Bu arada güveç tencerelerin altına odunlar sürülüyor, kazanda mısırlar kaynamaya devam ediyordu. Biz ise yağmurluğa rağmen ıslanmaya devam ediyorduk. Bayağı zaman geçmiş ve yağmur dinmemişti. Güçlükler içinde birtakım müdahalelerle gelen araca doluştuk ve ağır ağır parktan çıkıp tekrar köye indik. Elbirliğiyle kısa sürede hazırlanan yemekten sonra sıcak çay-kahve ile keyfimiz yeniden yerine geldi.
Yağmur durmuş ama epey de zaman geçmişti. Tekrar Elif Şelalesi’ne dönemedik. Saat 16.00 gibi köyden hareket ettik. Ama yolda bir kayanın içinden çıkan adsız bir çağlayan da kısa bir fotoğraf molası verdik. Tabii yine piknikçi manzaraları eşliğinde fotoğraf çekmeye çalıştık.
Ardından yine o harika vadi manzaraları eşliğinde Yahyalı’ya ulaştık. Ama bu kez durmadık. Onun yerine, 17.30-18.00 arası Kayseri Sultan sazlığındaki pansiyonda 2 saat mola verdik. Burada biraz etrafta dolaşıp fotoğraf çektik, çay içtik. Botla ya da ATV ile sazlıkta küçük bir tur önerisine “başka sefere” dedik. Ama yol üzerindeki Soğanlı peribacalarında 5-10 dakika durmadan da edemedik.

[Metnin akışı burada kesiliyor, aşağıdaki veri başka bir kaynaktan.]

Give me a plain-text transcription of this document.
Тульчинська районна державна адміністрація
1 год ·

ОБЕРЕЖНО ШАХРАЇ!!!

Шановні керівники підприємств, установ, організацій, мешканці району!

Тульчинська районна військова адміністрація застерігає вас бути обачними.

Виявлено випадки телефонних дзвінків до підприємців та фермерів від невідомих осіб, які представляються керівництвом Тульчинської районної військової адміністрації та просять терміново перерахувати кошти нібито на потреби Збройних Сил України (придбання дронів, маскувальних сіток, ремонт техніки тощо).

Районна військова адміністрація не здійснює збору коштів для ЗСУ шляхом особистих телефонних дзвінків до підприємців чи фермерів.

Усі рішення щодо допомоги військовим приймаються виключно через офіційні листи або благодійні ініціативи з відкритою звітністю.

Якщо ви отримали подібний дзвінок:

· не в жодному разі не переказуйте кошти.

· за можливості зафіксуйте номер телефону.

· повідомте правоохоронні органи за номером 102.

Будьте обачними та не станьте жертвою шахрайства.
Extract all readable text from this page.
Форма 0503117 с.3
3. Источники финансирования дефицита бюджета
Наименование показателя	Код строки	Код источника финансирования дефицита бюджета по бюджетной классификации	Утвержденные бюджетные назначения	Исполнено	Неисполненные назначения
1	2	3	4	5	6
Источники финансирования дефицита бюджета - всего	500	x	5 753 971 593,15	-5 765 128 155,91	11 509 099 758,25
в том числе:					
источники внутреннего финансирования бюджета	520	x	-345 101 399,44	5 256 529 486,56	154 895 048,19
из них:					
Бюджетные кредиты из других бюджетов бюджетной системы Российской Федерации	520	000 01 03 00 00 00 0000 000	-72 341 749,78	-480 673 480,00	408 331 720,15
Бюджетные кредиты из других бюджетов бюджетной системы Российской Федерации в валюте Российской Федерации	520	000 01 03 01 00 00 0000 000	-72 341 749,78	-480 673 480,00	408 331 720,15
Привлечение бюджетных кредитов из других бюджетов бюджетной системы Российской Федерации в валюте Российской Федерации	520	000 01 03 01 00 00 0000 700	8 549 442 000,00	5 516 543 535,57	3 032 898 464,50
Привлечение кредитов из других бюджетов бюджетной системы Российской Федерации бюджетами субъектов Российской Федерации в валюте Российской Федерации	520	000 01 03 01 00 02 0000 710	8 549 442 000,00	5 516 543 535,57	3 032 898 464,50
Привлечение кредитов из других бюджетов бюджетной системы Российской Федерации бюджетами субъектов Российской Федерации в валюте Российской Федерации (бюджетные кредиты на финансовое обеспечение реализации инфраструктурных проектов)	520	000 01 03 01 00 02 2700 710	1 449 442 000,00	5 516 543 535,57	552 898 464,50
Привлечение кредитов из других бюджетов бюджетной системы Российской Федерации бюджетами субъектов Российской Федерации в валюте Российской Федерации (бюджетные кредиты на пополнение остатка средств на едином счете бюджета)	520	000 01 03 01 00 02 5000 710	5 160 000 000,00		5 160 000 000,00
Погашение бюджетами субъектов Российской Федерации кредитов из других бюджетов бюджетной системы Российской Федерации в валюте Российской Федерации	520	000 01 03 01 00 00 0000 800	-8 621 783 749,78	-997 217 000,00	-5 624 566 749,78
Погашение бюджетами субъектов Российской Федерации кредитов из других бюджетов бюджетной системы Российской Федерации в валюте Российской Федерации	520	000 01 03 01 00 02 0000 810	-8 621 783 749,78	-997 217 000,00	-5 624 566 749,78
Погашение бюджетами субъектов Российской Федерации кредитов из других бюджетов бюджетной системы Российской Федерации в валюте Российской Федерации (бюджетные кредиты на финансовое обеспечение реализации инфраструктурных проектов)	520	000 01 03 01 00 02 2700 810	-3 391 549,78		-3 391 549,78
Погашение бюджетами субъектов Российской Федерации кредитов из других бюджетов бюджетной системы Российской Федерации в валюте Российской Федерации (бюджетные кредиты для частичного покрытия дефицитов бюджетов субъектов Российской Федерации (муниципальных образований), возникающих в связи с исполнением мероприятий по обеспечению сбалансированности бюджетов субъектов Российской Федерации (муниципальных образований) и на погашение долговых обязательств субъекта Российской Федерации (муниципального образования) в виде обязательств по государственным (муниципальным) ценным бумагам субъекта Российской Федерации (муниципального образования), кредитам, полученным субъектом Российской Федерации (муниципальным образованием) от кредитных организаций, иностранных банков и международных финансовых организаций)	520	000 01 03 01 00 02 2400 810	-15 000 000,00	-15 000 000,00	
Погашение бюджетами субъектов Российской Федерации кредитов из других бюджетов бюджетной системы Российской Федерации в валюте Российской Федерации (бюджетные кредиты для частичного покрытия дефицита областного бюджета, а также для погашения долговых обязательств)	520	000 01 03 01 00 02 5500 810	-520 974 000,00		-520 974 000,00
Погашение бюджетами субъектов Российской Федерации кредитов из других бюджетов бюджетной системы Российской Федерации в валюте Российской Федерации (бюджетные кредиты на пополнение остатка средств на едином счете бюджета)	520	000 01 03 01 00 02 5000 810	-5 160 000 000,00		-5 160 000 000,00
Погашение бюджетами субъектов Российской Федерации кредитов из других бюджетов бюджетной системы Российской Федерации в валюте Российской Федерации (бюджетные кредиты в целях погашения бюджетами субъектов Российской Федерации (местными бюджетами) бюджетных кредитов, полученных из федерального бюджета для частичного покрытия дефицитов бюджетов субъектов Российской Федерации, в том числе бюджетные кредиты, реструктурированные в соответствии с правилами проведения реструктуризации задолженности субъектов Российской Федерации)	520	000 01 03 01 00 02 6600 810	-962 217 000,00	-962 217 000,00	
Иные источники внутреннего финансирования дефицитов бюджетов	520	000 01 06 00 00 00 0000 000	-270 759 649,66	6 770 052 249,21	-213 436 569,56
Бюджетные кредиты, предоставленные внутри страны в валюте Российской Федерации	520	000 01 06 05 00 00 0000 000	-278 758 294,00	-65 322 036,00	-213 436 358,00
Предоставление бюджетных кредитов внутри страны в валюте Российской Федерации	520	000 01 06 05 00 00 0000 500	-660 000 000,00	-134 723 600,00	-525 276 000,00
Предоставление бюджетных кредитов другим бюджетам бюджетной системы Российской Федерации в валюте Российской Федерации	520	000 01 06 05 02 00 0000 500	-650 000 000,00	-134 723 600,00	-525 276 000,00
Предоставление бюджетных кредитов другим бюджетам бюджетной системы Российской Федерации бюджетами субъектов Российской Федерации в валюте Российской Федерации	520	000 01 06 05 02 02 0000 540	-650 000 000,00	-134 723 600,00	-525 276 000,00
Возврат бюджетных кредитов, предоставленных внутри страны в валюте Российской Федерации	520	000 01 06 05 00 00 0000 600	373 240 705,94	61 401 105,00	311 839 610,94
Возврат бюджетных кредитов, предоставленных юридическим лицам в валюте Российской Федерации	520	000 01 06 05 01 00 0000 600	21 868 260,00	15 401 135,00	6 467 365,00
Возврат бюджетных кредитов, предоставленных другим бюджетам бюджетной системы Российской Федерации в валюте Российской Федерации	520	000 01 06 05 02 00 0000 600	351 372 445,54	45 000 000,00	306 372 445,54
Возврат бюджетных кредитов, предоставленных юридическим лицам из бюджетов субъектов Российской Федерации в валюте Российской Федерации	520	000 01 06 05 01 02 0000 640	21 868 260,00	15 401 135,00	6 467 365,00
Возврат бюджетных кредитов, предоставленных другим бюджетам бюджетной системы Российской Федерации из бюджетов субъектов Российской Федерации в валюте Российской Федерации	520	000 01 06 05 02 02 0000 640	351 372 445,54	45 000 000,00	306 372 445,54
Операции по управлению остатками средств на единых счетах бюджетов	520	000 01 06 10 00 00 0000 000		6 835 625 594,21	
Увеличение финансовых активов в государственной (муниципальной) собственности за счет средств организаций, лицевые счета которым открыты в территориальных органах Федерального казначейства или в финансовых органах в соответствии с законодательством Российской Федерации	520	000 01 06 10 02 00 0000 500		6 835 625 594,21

Tüm molalar dahil 8 saati buldu Ankara’ya ulaşmamız. Yolculuk göreli olarak uzun sürdü. Ama Aladağlar ne kadar güzeldi. Türkiye'de böyle bir şelale grubunun olduğunu öğrenmek ve ziyaret etmek bizi mutlu etti. Tabii yine şelalelerin etrafındaki yasağa rağmen piknik yapılması, piknikçi manzaraları ve planlanmamış ve yetersiz park düzenlenmeleri, köydeki ve milli parktaki araç park sorunları, trafik bizi bezdirir gibi oldu. Ama yine de böyle bir yeri görmüş olmak güzeldi.
Bu günübirlik ziyaret yorucu gelebilir. Ama 1 gece konaklamalı bir seyahati kesinlikle öneririm. Böylelikle daha fazla ve daha özenli fotoğraflar çekme olanağı da bulunabilir.
Sözün kısası Kapuzbaşı Şelaleleri görülmeli!